Excellent! Now I know I'm not alone in my own ventures down the rabbit hole. Thanks Roy

Felita
Felita

Love your writing, lyrical with a punch. I am enchanted.

Juan
Juan

Wow, great read. And yet for all your so called fame, you don't mention Mexican. What is up with you Asians taking Mexican food and not giving credit?

Why don't you guys stick to your food and leave Mexican food alone? You wouldn't have anything if you didn't put your trash in between a Tortilla. Your truck say "Korean BBQ-To-Go" and yet doesn't mention Mexican food! You could have at least put "Mexican and Korean food", but no mention of Mexican on the name/slogan of your truck.

You ungrateful POS. I used to live in Koreatown, and god I hated that place and its people. The most racist POS in the world. Koreans think they are better than Mexican and Black People. God forbid a Korean girl bring a Mexican guy to meet the family.

So how about you stick to putting Korean BBQ in between dog fur, or whatever it is you put it in. And leave Mexican food alone. Stop piggy backing off of it!

Ecole
Ecole

I am another cookbook whore, as I started collecting recipes before the age of 10, and still have those recipes. I have shelves of cookbooks...Spanish, Italian, French, Bahamas, Chinese, Brazilian, Joy of cooking.. 5 cookbooks alone on Thai food and Asian specialty dishes - including the fab Thai street food. I have the Zune Cafe as well - and it is simply amazing - the ricotta gnocchi spoke to my heart. Bradley Ogden...you name it, I love it. This article was fantastic to read, made my heart beat faster, because I understand. Write that book.

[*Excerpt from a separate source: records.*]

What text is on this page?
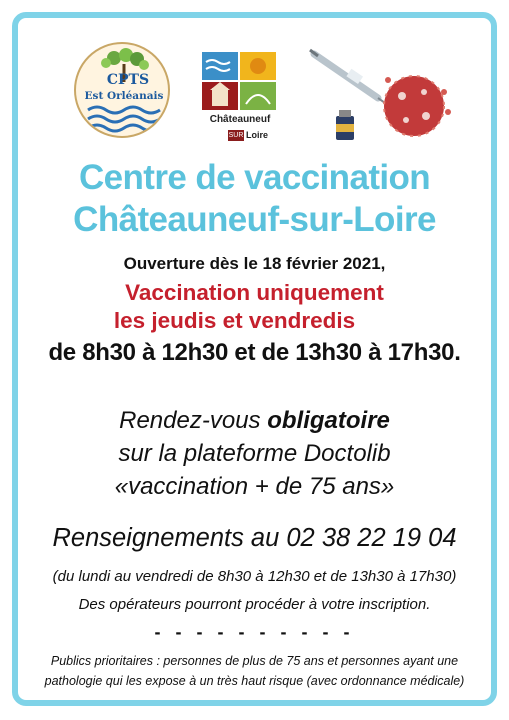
CPTS
Est Orléanais
Châteauneuf
SUR Loire
Centre de vaccination
Châteauneuf-sur-Loire
Ouverture dès le 18 février 2021,
Vaccination uniquement
les jeudis et vendredis
de 8h30 à 12h30 et de 13h30 à 17h30.
Rendez-vous obligatoire
sur la plateforme Doctolib
«vaccination + de 75 ans»
Renseignements au 02 38 22 19 04
(du lundi au vendredi de 8h30 à 12h30 et de 13h30 à 17h30)
Des opérateurs pourront procéder à votre inscription.
- - - - - - - - - -
Publics prioritaires : personnes de plus de 75 ans et personnes ayant une
pathologie qui les expose à un très haut risque (avec ordonnance médicale)
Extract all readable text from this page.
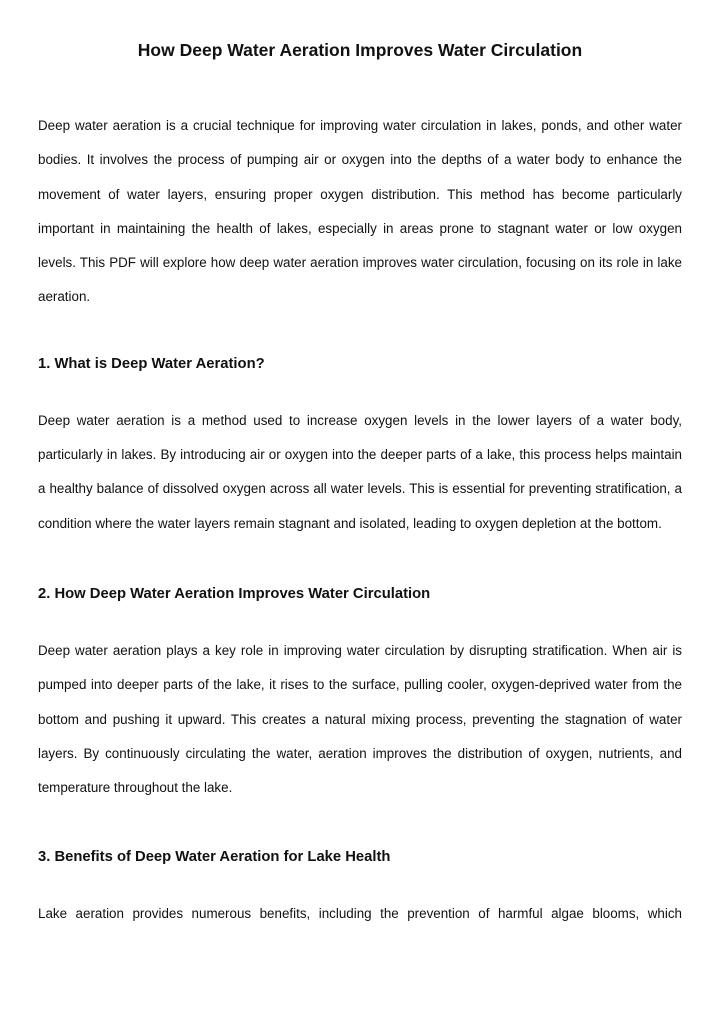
How Deep Water Aeration Improves Water Circulation

Deep water aeration is a crucial technique for improving water circulation in lakes, ponds, and other water bodies. It involves the process of pumping air or oxygen into the depths of a water body to enhance the movement of water layers, ensuring proper oxygen distribution. This method has become particularly important in maintaining the health of lakes, especially in areas prone to stagnant water or low oxygen levels. This PDF will explore how deep water aeration improves water circulation, focusing on its role in lake aeration.

1. What is Deep Water Aeration?

Deep water aeration is a method used to increase oxygen levels in the lower layers of a water body, particularly in lakes. By introducing air or oxygen into the deeper parts of a lake, this process helps maintain a healthy balance of dissolved oxygen across all water levels. This is essential for preventing stratification, a condition where the water layers remain stagnant and isolated, leading to oxygen depletion at the bottom.

2. How Deep Water Aeration Improves Water Circulation

Deep water aeration plays a key role in improving water circulation by disrupting stratification. When air is pumped into deeper parts of the lake, it rises to the surface, pulling cooler, oxygen-deprived water from the bottom and pushing it upward. This creates a natural mixing process, preventing the stagnation of water layers. By continuously circulating the water, aeration improves the distribution of oxygen, nutrients, and temperature throughout the lake.

3. Benefits of Deep Water Aeration for Lake Health

Lake aeration provides numerous benefits, including the prevention of harmful algae blooms, which
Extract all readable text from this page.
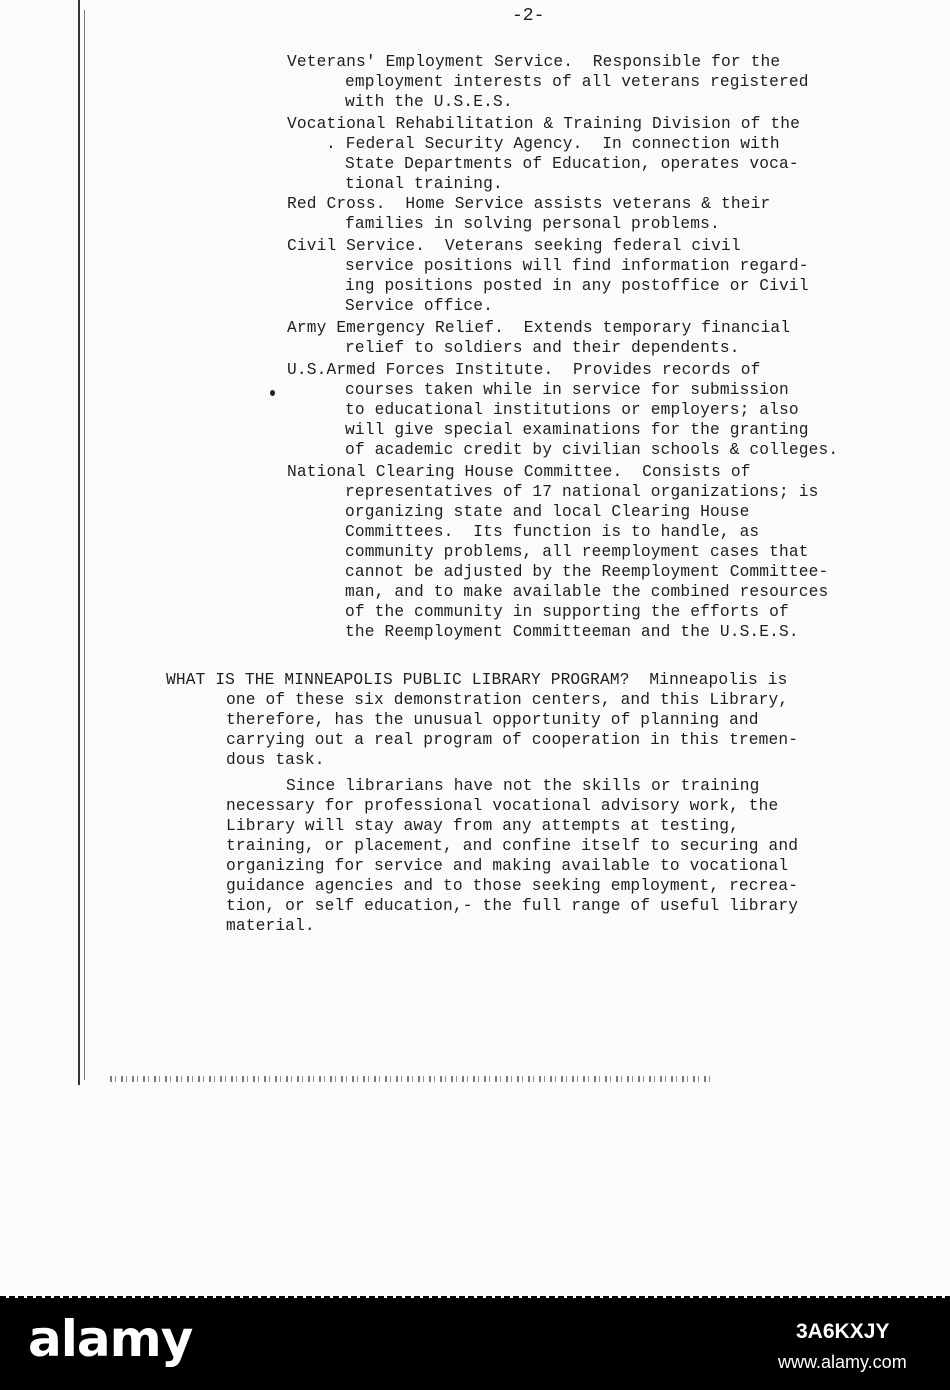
-2-
Veterans' Employment Service.  Responsible for the
employment interests of all veterans registered
with the U.S.E.S.
Vocational Rehabilitation & Training Division of the
. Federal Security Agency.  In connection with
State Departments of Education, operates voca-
tional training.
Red Cross.  Home Service assists veterans & their
families in solving personal problems.
Civil Service.  Veterans seeking federal civil
service positions will find information regard-
ing positions posted in any postoffice or Civil
Service office.
Army Emergency Relief.  Extends temporary financial
relief to soldiers and their dependents.
U.S.Armed Forces Institute.  Provides records of
courses taken while in service for submission
to educational institutions or employers; also
will give special examinations for the granting
of academic credit by civilian schools & colleges.
National Clearing House Committee.  Consists of
representatives of 17 national organizations; is
organizing state and local Clearing House
Committees.  Its function is to handle, as
community problems, all reemployment cases that
cannot be adjusted by the Reemployment Committee-
man, and to make available the combined resources
of the community in supporting the efforts of
the Reemployment Committeeman and the U.S.E.S.
WHAT IS THE MINNEAPOLIS PUBLIC LIBRARY PROGRAM?  Minneapolis is
one of these six demonstration centers, and this Library,
therefore, has the unusual opportunity of planning and
carrying out a real program of cooperation in this tremen-
dous task.
Since librarians have not the skills or training
necessary for professional vocational advisory work, the
Library will stay away from any attempts at testing,
training, or placement, and confine itself to securing and
organizing for service and making available to vocational
guidance agencies and to those seeking employment, recrea-
tion, or self education,- the full range of useful library
material.
alamy	3A6KXJY
www.alamy.com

Make me proud to be a member of that cookbook whore group.

Vickie McCorkendale
Vickie McCorkendale

Great article, clean passionate writing, looking forward to the first book, enjoying Lucky Peach in the meantime. :)

Jill
Jill

Love the last line, very powerful- "Just a 41-year-old recipe that took a lifetime to write." I'll read the memoir! Bring it on!